In Detroit, just this past June, a 14-year-old boy was arrested for intent to murder and felonious assault. The teenager, upset about something, fired a weapon in his home and injured his mom. While he could be tried as a juvenile, he might be “sentenced as an adult” or be given a “blended” juvenile and adult sentence.
In Flint, Michigan, just down the road, in April, a 14-year-old boy was arrested for assaulting his mother while she was driving them somewhere. The kid had pulled his mom’s hair and tried to grab the steering wheel of the car.
Just last month, in Mercerburg, Pennsylvania, a 14-year-old stabbed his classmate in the stomach. He was arrested for attempted homicide.
All three of these 14-year-olds have faced the American criminal justice system. All three probably ended up doing at least some time in juvenile detention, with the possibility that they may also face some time in an adult prison.
Now let’s take GOP presidential candidate Ben Carson at his word, just for the sake of making a point here, and accept his stories as true. By his own admission, at 14, growing up in Detroit, Carson not only stabbed at a kid/family member, but the knife broke on the victim’s belt buckle. Prior to that, he had a history. He said, “As a teenager, I would go after people with rocks, and bricks, and baseball bats, and hammers.” That hammer incident, by the way, was his mother’s head. In other words, really, when you get right down to it, except for one literal lucky break, Carson really isn’t that different than the 14 year-olds listed above, except for having the good fortune to have grown up in the 1960s, pre-mandatory minimums and 3 strikes and the like. (By the way, the Rude Pundit’s just scratching the surface of non-sexual assaults that 14-year-olds committed, including attacks with bricks, rocks, and baseball bats).
For decades, we’ve been told by conservatives that youths like teenage Ben Carson were monsters who needed to be taken out of the population and imprisoned. The right is quick to look at black youths, especially, as unrepentant criminals, deserving of whatever punishment is meted out by a cop on the spot, a la Michael Brown, or by a justice system that charges them as adults and puts them in penitentiaries with grown-up convicts. And the criminal justice system is willing, especially on a state and local level, to put kids in the adult prison population for crimes like theft or assault. (This doesn’t even get into the school-to-prison pipeline that has been caused by the privatization of prisons, unfounded hysteria about youth crime, craven politicians looking for easy targets, and corrupt judges.)
But when it comes to Ben Carson, conservatives see in him someone who has overcome a violent past to be a leader in their movement (whatever that movement is anymore).
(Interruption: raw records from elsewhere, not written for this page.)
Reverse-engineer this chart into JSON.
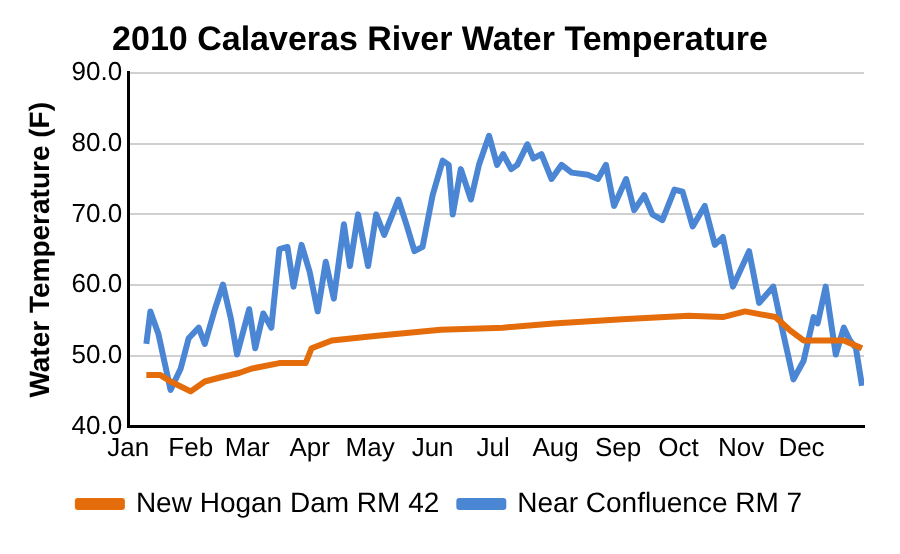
{
  "chart_data": {
    "type": "line",
    "title": "2010 Calaveras River Water Temperature",
    "ylabel": "Water Temperature (F)",
    "xlim": [
      "2010-01-01",
      "2011-01-01"
    ],
    "xticks": [
      {
        "value": "2010-01-01",
        "label": "Jan"
      },
      {
        "value": "2010-02-01",
        "label": "Feb"
      },
      {
        "value": "2010-03-01",
        "label": "Mar"
      },
      {
        "value": "2010-04-01",
        "label": "Apr"
      },
      {
        "value": "2010-05-01",
        "label": "May"
      },
      {
        "value": "2010-06-01",
        "label": "Jun"
      },
      {
        "value": "2010-07-01",
        "label": "Jul"
      },
      {
        "value": "2010-08-01",
        "label": "Aug"
      },
      {
        "value": "2010-09-01",
        "label": "Sep"
      },
      {
        "value": "2010-10-01",
        "label": "Oct"
      },
      {
        "value": "2010-11-01",
        "label": "Nov"
      },
      {
        "value": "2010-12-01",
        "label": "Dec"
      }
    ],
    "ylim": [
      40,
      90
    ],
    "yticks": [
      {
        "value": 40,
        "label": "40.0"
      },
      {
        "value": 50,
        "label": "50.0"
      },
      {
        "value": 60,
        "label": "60.0"
      },
      {
        "value": 70,
        "label": "70.0"
      },
      {
        "value": 80,
        "label": "80.0"
      },
      {
        "value": 90,
        "label": "90.0"
      }
    ],
    "grid": "y",
    "legend": "bottom",
    "marker": "none",
    "line_style": "solid",
    "series": [
      {
        "name": "New Hogan Dam RM 42",
        "color": "#e46c0a",
        "x": [
          "2010-01-10",
          "2010-01-17",
          "2010-01-22",
          "2010-02-01",
          "2010-02-08",
          "2010-02-16",
          "2010-02-25",
          "2010-03-03",
          "2010-03-17",
          "2010-03-30",
          "2010-04-02",
          "2010-04-12",
          "2010-05-02",
          "2010-06-05",
          "2010-07-06",
          "2010-07-31",
          "2010-09-03",
          "2010-10-06",
          "2010-10-23",
          "2010-11-03",
          "2010-11-18",
          "2010-11-25",
          "2010-12-02",
          "2010-12-12",
          "2010-12-22",
          "2010-12-31"
        ],
        "values": [
          47.3,
          47.3,
          46.4,
          45,
          46.4,
          47,
          47.6,
          48.2,
          49,
          49,
          51.1,
          52.2,
          52.8,
          53.7,
          54,
          54.6,
          55.2,
          55.7,
          55.5,
          56.3,
          55.5,
          53.7,
          52.2,
          52.2,
          52.2,
          51.1
        ]
      },
      {
        "name": "Near Confluence RM 7",
        "color": "#4a86d4",
        "x": [
          "2010-01-10",
          "2010-01-12",
          "2010-01-16",
          "2010-01-22",
          "2010-01-27",
          "2010-01-31",
          "2010-02-05",
          "2010-02-08",
          "2010-02-13",
          "2010-02-17",
          "2010-02-21",
          "2010-02-24",
          "2010-03-02",
          "2010-03-05",
          "2010-03-09",
          "2010-03-13",
          "2010-03-17",
          "2010-03-21",
          "2010-03-24",
          "2010-03-28",
          "2010-04-01",
          "2010-04-05",
          "2010-04-09",
          "2010-04-13",
          "2010-04-18",
          "2010-04-21",
          "2010-04-25",
          "2010-04-30",
          "2010-05-04",
          "2010-05-08",
          "2010-05-15",
          "2010-05-19",
          "2010-05-23",
          "2010-05-27",
          "2010-06-01",
          "2010-06-06",
          "2010-06-09",
          "2010-06-11",
          "2010-06-15",
          "2010-06-20",
          "2010-06-24",
          "2010-06-29",
          "2010-07-03",
          "2010-07-06",
          "2010-07-10",
          "2010-07-13",
          "2010-07-18",
          "2010-07-21",
          "2010-07-25",
          "2010-07-30",
          "2010-08-04",
          "2010-08-09",
          "2010-08-17",
          "2010-08-22",
          "2010-08-26",
          "2010-08-30",
          "2010-09-05",
          "2010-09-09",
          "2010-09-14",
          "2010-09-18",
          "2010-09-23",
          "2010-09-29",
          "2010-10-03",
          "2010-10-08",
          "2010-10-14",
          "2010-10-19",
          "2010-10-23",
          "2010-10-28",
          "2010-11-05",
          "2010-11-10",
          "2010-11-17",
          "2010-11-22",
          "2010-11-27",
          "2010-12-02",
          "2010-12-07",
          "2010-12-09",
          "2010-12-13",
          "2010-12-18",
          "2010-12-22",
          "2010-12-25",
          "2010-12-28",
          "2010-12-31"
        ],
        "values": [
          51.7,
          56.3,
          53.1,
          45.2,
          48.2,
          52.5,
          54,
          51.7,
          56.6,
          60.1,
          55.2,
          50.2,
          56.6,
          51.1,
          56,
          54,
          65.1,
          65.4,
          59.8,
          65.7,
          61.9,
          56.3,
          63.3,
          58.1,
          68.6,
          62.7,
          70,
          62.7,
          70,
          67.1,
          72.1,
          68.6,
          64.8,
          65.4,
          72.7,
          77.6,
          77,
          70,
          76.4,
          72.1,
          77,
          81.1,
          77,
          78.5,
          76.4,
          77,
          79.9,
          77.9,
          78.5,
          75,
          77,
          75.9,
          75.6,
          75,
          77,
          71.2,
          75,
          70.6,
          72.7,
          70,
          69.2,
          73.5,
          73.2,
          68.3,
          71.2,
          65.7,
          66.8,
          59.8,
          64.8,
          57.5,
          59.8,
          53.1,
          46.7,
          49.3,
          55.5,
          54.6,
          59.8,
          50.2,
          54,
          52.2,
          51.1,
          45.8
        ]
      }
    ]
  }
}
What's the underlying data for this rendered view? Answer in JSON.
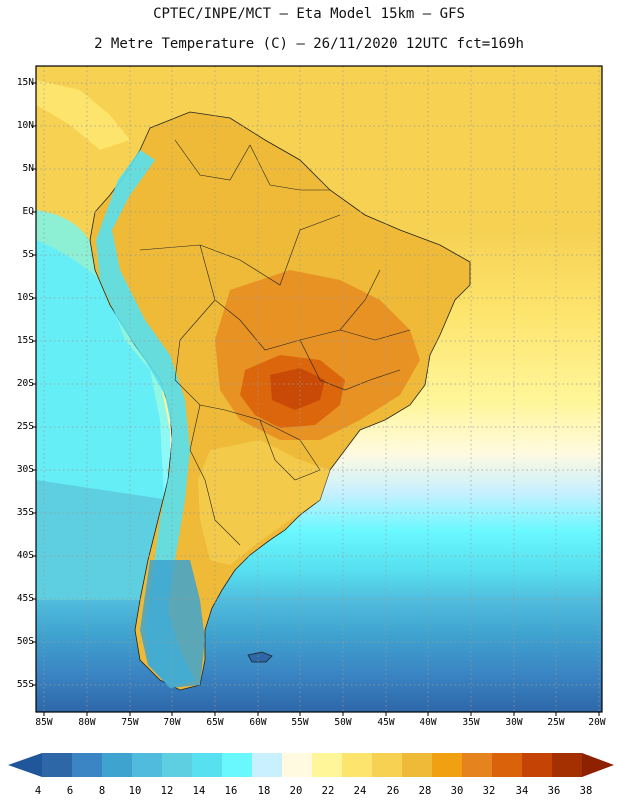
{
  "header": {
    "title_line1": "CPTEC/INPE/MCT –  Eta Model 15km – GFS",
    "title_line2": "2 Metre Temperature (C) – 26/11/2020 12UTC fct=169h"
  },
  "axes": {
    "lat_labels": [
      "15N",
      "10N",
      "5N",
      "EQ",
      "5S",
      "10S",
      "15S",
      "20S",
      "25S",
      "30S",
      "35S",
      "40S",
      "45S",
      "50S",
      "55S"
    ],
    "lon_labels": [
      "85W",
      "80W",
      "75W",
      "70W",
      "65W",
      "60W",
      "55W",
      "50W",
      "45W",
      "40W",
      "35W",
      "30W",
      "25W",
      "20W"
    ]
  },
  "legend": {
    "values": [
      "4",
      "6",
      "8",
      "10",
      "12",
      "14",
      "16",
      "18",
      "20",
      "22",
      "24",
      "26",
      "28",
      "30",
      "32",
      "34",
      "36",
      "38"
    ],
    "colors": [
      "#2d67a8",
      "#3b85c4",
      "#3fa3cf",
      "#50bbdd",
      "#5dcfe0",
      "#57e0ef",
      "#6af8ff",
      "#c8f0ff",
      "#fffae0",
      "#fff69a",
      "#fde46c",
      "#f6d152",
      "#eeba38",
      "#f0a010",
      "#e5841e",
      "#d9620a",
      "#c44305",
      "#a42f00"
    ],
    "low_end_color": "#1f579a",
    "high_end_color": "#8e2200"
  },
  "colors": {
    "ocean_north": "#f6d152",
    "ocean_mid": "#fde46c",
    "land_hot": "#eeba38",
    "hot_core": "#d9620a"
  }
}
Todd Starnes, in a column with the overwrought title, “The Media’s Lynching of Ben Carson,” summarizes this ability to overlook the very things that cause conservatives to condemn a generation of youths to a revolving door of prison and parole: “Ultimately, Dr. Carson’s life story is not about condemnation — it’s about redemption.” Well, no shit.
In the National Review, David French calls Carson, “An admirable though imperfect man who rose from abject poverty to the pinnacle of one of the most challenging professions in the nation — all while never forgetting his roots, maintaining grace and humility even as he earned riches and honors.” Pre-presidential race, many more on the right were equally orgasmic in their praise of Carson.
If Carson is telling the truth about his youth, he should be the shining example of how forgiveness, rehabilitation, and social justice policies can turn around the lives of lots of black kids in abject poverty who have the same rage Carson says he had.
You can’t support Ben Carson and support the savage nature way this nation deals with youth crime. Unless, obviously, you’re conservative and just couldn’t give a rat’s ass about your own hypocrisy. You didn’t have to deal with teenage Ben Carson. You only get to kiss his ass now that he’s made it and shares your corrupted beliefs.